Good day! I ask for your help – in investigating the twin prime conjecture, I am investigating a simple sawtooth function for the integer factorization of any natural number n = x ^ 2 + k in the range [x^2, (x+1)^2), where k = [0; 2x] (obvious). This function is:
- take the nearest square of the number n as base: x^2,
- add the number k to it, now for every number n = x^2 + k
- fix the same left xleft and right xright part of the equation n = xleft * xright + k
- further, if:
- k < 0 – subtract the number 1 from xleft – this causes k to increase by decreasing xleft * xright
- k > 0 – add ceil(k/xleft) to xright – this causes k to decrease by increasing xleft * xright
- k = 0, we have found a unique way to factorize the number n = xleft * xright, save the result and continue the factorization or stop if xleft is 1 (stopping calculation without result is founded prime number, like in any sieve)
Example of function decomposition:
Base=[ 25 , 36 )
25 0
26 7
27 5
28 3, 7
29 8
30 1, 5, 7
31 8
32 3, 7
33 5
34 7
35 1
IMHO, it is not difficult to prove the hypothesis that in this way we will find all prime numbers and all variants of double factorization of composite numbers in a given range. However, if you look at the final results of this function on different blocks [x^2, (x+1)^2), you can immediately see a repeating pattern of odd number distribution, which immediately seems to be cyclical in this range within each block (two cycles of consecutive odd numbers with an incremental step of 2).
Hypothesis about the universal pattern (sieve) of factorization and determination of prime numbers: If you take a block of numbers between adjacent squares, you can decompose the composite numbers and determine the prime numbers, knowing only the size of this block and nothing else.
If my hypothesis about the existence of a cyclic pattern for factoring numbers in a block is correct, then this leads to interesting results:
- prime and composite numbers actually are defined in the space between the squares of numbers, rather than in the range from 1 to n
- Sieve of Eratosthenes and other global sieves are not the only way to find prime numbers and factorize them
- prime twin conjecture is provable through the study of this new sieve – if an infinite number of block size options can be fed to the sieve, at which prime twins occur, then the number prime twins depends on the number of squares of natural numbers and the new sieve algorithm.

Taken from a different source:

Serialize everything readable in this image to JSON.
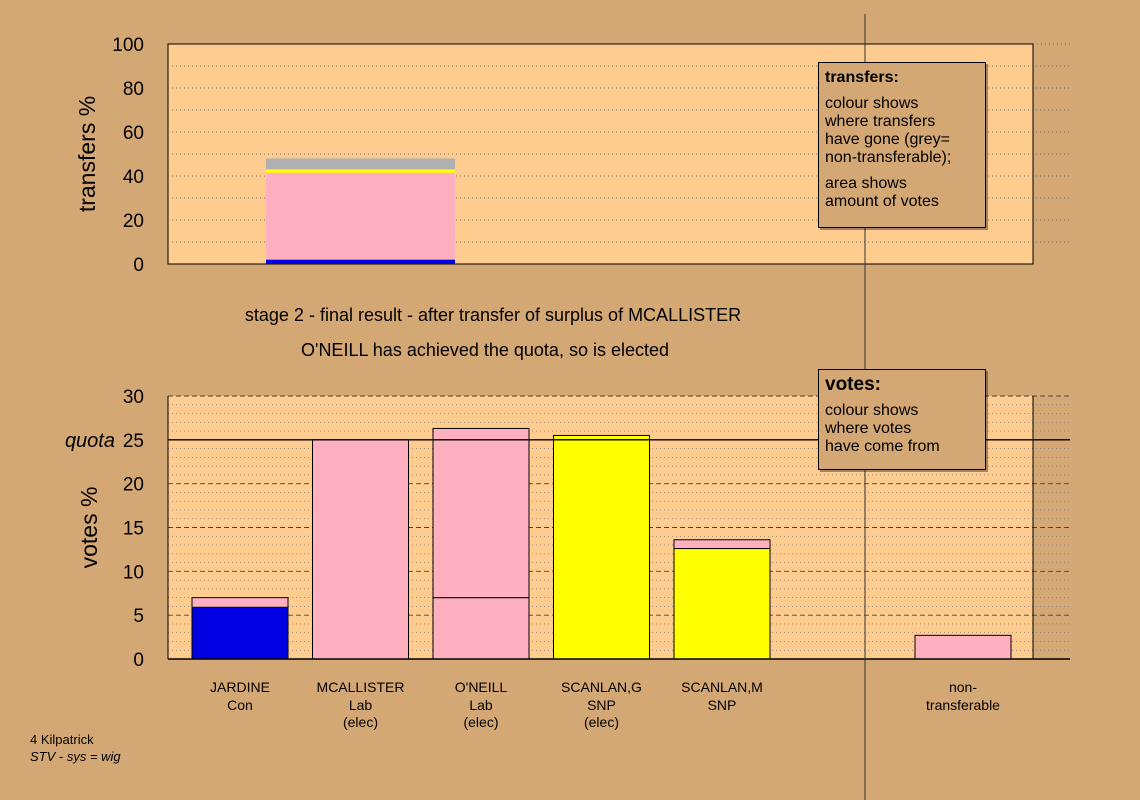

Perhaps someone has a guess on how to at least determine the algorithm of the pattern (potentially sieve) to then try to test it empirically and then prove that it is correct. The first cycle is extremely primitive, but the second and subsequent cycles contain strange small deviations of the pattern for different blocks of squared numbers, the error accumulates and everything breaks.